Always Cook Honey Mushrooms Thoroughly
Many mycological societies ban the serving of honey at mushroom gatherings and cookouts since some people have become ill after eating them. The biggest thing to remember is that they need a bit of extra cooking to make sure that they don’t give you any gastric upset.
Apparently some people are more sensitive to certain species too, so start out serving small amounts to check for allergies. I’ve also heard people say that the suspect species that can give intestinal upset is not the complex of honey mushrooms that grow in deciduous woods, but the coniferous species, Armillaria gallica. My advice is just make sure to cook them all completely through.
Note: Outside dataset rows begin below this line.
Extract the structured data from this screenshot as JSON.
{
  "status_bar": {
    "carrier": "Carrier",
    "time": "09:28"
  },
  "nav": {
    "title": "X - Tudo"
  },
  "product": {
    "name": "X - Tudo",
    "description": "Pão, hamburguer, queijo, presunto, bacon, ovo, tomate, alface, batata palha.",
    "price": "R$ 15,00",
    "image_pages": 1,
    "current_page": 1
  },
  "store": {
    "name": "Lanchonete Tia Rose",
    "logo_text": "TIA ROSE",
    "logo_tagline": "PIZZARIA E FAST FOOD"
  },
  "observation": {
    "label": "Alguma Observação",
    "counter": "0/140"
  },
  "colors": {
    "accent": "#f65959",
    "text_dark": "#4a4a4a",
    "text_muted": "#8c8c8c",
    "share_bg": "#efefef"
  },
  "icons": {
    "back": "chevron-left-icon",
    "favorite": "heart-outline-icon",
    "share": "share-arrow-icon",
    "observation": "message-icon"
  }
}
Don’t be scared though-I’ve seen more people become sick after eating thoroughly cooked black morels than I have honey mushrooms. When properly cooked, the Honey mushrooms are delicious and rich, with a slightly sweet finish.
The Honey Mushroom Slime
Yay for mucilage. Have you ever cooked okra? or Cactus paddles? Honeys, along with other mushrooms like amanita, lactarius and fried chicken mushrooms give off mucilage when cooked in liquid. To avoid this, blanch the honey mushrooms in salted water before adding to a pickle liquid, or dehydrate them. People around the world have been enjoying honey mushrooms regardless of the mucilagenous qualities for years though. Packed in pickling jars they can be a little snotty, if they aren’t blanched first, but if you cook them in something like a soup or broth they will thicken it nicely, which means you can add them to soups almost like roux, or okra.
I should mention, when possible I like to serve honey mushroom caps whole, or if they’re really large, halved or quartered, they just look better, and taste better like that. The long stems can be reserved for duxelles or broth, etc.
Like most other mushrooms, honeys should cooked before freezing, they also dry well, but I like to cut the caps into 1/4s or halves to ensure they’re not tough. Blanching in lightly salted water and freezing with butter or oil is probably my go-to.